With interest rates so low right now, it seems like a great time to buy a house. And it can be, but you need to make sure that you are aware of everything you can be going in. This means really being sure that the house is for you, even beyond the open house. You should stop by the house at different times of day, and try a morning commute from your potential house. Once you’re sure that you have the right house, here is what to consider as you navigate the home buying process.
Making Your Offer
Step one is making your offer. If you saw the property during an open house and don’t have a realtor representing you, now is the time to find one. You could use the sellers’ agent, but that isn’t always the best idea. You should get a realtor to represent just your interests in the transaction.
When you make your offer, not only do you specify the price you want, but you also specify terms and conditions (also known as contingencies). Many people ask for the sellers to pay the closing costs of the transaction. Other common terms include asking for furniture or appliances. The main contingencies have to do with getting financing, and appraisal, and conducting a home inspection. Unless you are an all-cash buyer, you should include these contingencies so that you can get your earnest money back should something happen.
Getting Financing
The next step in the process is getting financing. This means getting a mortgage and other related items, like insurance. You should make sure that you shop around to make sure that you are getting the best rate and fees. Home insurance brokers offer competitive deals on home insurance. Expect to put at least 3% down, but usually most lenders now require 20% down unless you get private mortgage insurance.
Private mortgage insurance is a special insurance designed to help pay the mortgage should something happen to your income. Many lenders require it if you don’t put enough down, because you are a riskier borrower. However, many government programs, like FHA don’t require it because the government insures the loan. If you don’t qualify for these programs, you will typically need to get PMI (private mortgage insurance).
PMI typically costs about 0.5% of the loan amount, but it could vary. Once you reach 20% in equity in your home, you can ask to cancel the PMI since you have enough equity.
The Inspections
After you get financing, it is time to get the inspections done. This is your chance to “kick the tires” of your new home and make sure it lives up to your expectations. If you’re buying an older home, remember that it will typically have some wear and need some repairs. This is common and shouldn’t be a deal breaker. Typically, you should look for damage and repairs that are going to cost over $500 to repair, such as roof and foundation issues. Don’t bemoan the cosmetic issues, as you will probably change most of it anyway once you move it.

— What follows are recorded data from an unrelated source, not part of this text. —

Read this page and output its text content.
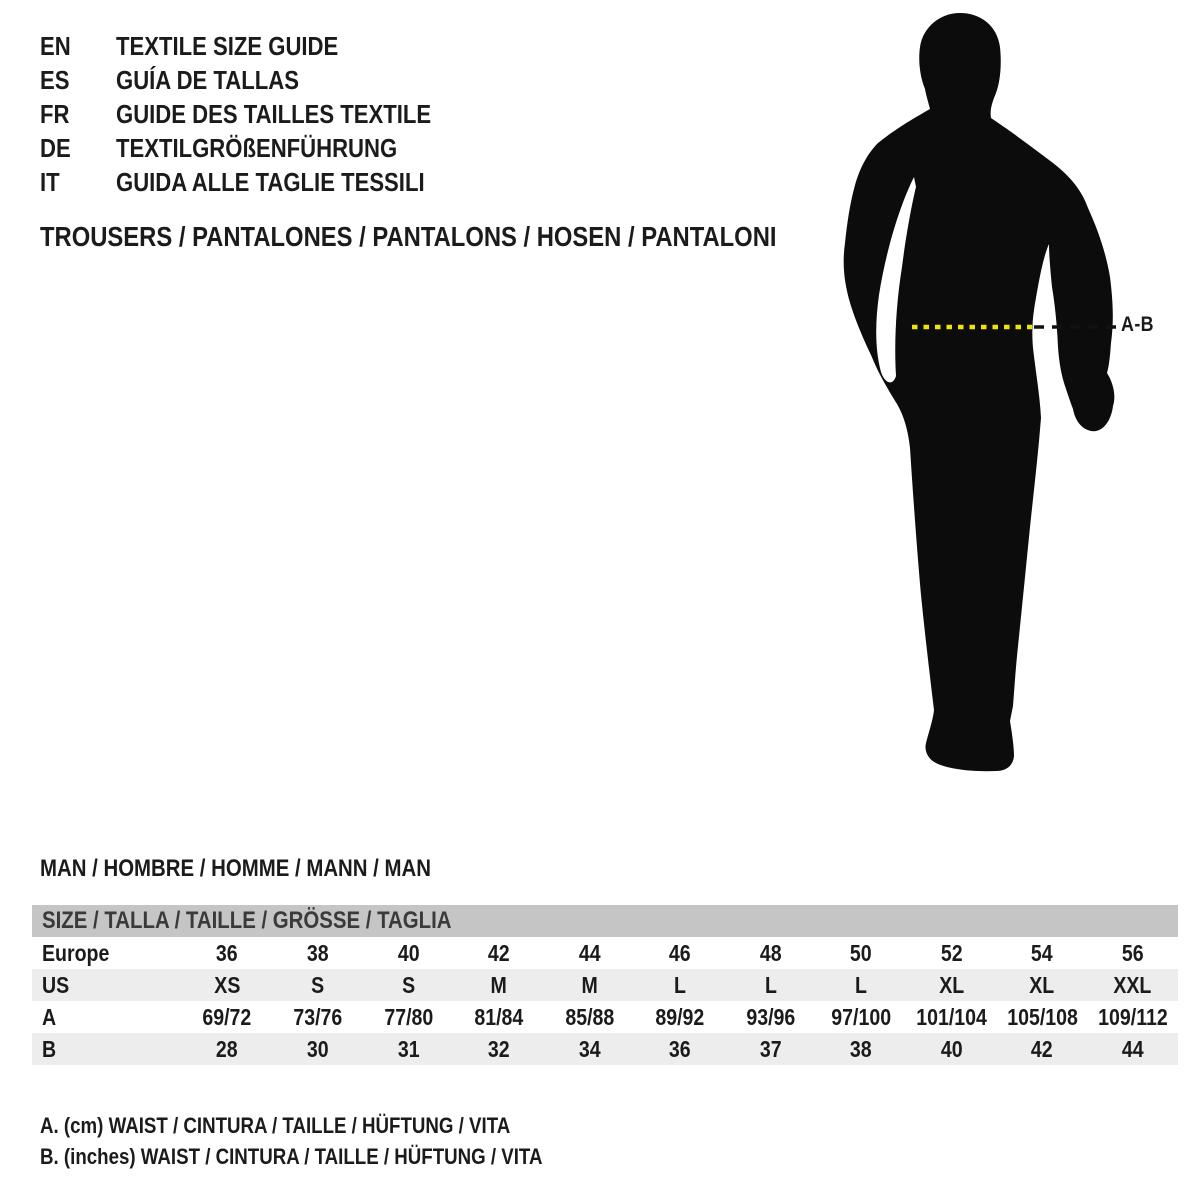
EN	TEXTILE SIZE GUIDE
ES	GUÍA DE TALLAS
FR	GUIDE DES TAILLES TEXTILE
DE	TEXTILGRÖßENFÜHRUNG
IT	GUIDA ALLE TAGLIE TESSILI
TROUSERS / PANTALONES / PANTALONS / HOSEN / PANTALONI
A-B
MAN / HOMBRE / HOMME / MANN / MAN
SIZE / TALLA / TAILLE / GRÖSSE / TAGLIA
Europe	36	38	40	42	44	46	48	50	52	54	56
US	XS	S	S	M	M	L	L	L	XL	XL	XXL
A	69/72	73/76	77/80	81/84	85/88	89/92	93/96	97/100	101/104 105/108 109/112
B	28	30	31	32	34	36	37	38	40	42	44
A. (cm) WAIST / CINTURA / TAILLE / HÜFTUNG / VITA
B. (inches) WAIST / CINTURA / TAILLE / HÜFTUNG / VITA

You typically pay for the home inspection based on the square footage of the home. Expect to pay anywhere from $150 for a small condo, to upwards of $500 to $600 for a large home. Make sure that you get a written report of all issues found so that you can negotiate with the sellers if needed. Also, some issues are required to be fixed prior to selling, such as termite issues or missing smoke and carbon monoxide alarms (depending on your local rules).
Closing the Deal
Finally, it is time to close the deal. Once you’ve cleared all your contingencies, and the seller has done all their required work, all that is left to do is fund the loan and record the transaction with the local county or state office.
In order to close on time, you typically need to wire your money to escrow about 5 business days before closing. You also usually have to provide a record of where all the funds came from by disclosing all accounts to the lender (this is part of the Patriot Act). Once you’ve sent the funds, the lender will send all the required paperwork to escrow. You will usually sign your loan and transfer documents about 3 days before closing. After you sign your loan, escrow sends the documents to the lender to review, and the lender funds the loan. Once it’s funded, your purchase will be recorded, and you can usually get your keys at 5pm that day!
DIY Investor says
Good pointers. Trying the morning commute is especially important. I’m on the other side of the process trying to sell a house and downsize. It definitely is a buyers market still.
Kevin says
Things still seem different in many parts of Canada, with euphoria and people living further out with nightmarish commutes. I wonder how long that’s going to go on for…
Josh @ Live Well Simply says
This is a very succinct list! We are in the process of buying our first home. I hope to write about our experiences soon covering each of these stages of home buying.
Kevin says
I’d be interested in learning about it! We bought a condo, but might be back in the process in a few years if we go for a house or something a bit larger.
Mike says
Step 4: don’t buy at the top of a housing bubble. That was the step I missed in 2007!
Kevin says
Good tip; hopefully things don’t get too wild here up north. Most cities have residential real estate prices of $250,000 to $300,000 and up now, with Vancouver of course being even much higher than that.
Mary @ Buy Sell Funds says
Thanks for the helpful reminders about the major contingency adjustments as well as the percentage rates to look after in making financial estimations. Great guide.
Kevin says
Thanks Mary!
CF says
If you’re buying a condo, you should try to skim through the strata meetings minutes too. It’ll give you a heads up on general building issues and upcoming work.
Kevin says
Great idea, this can really make or break it for some condos.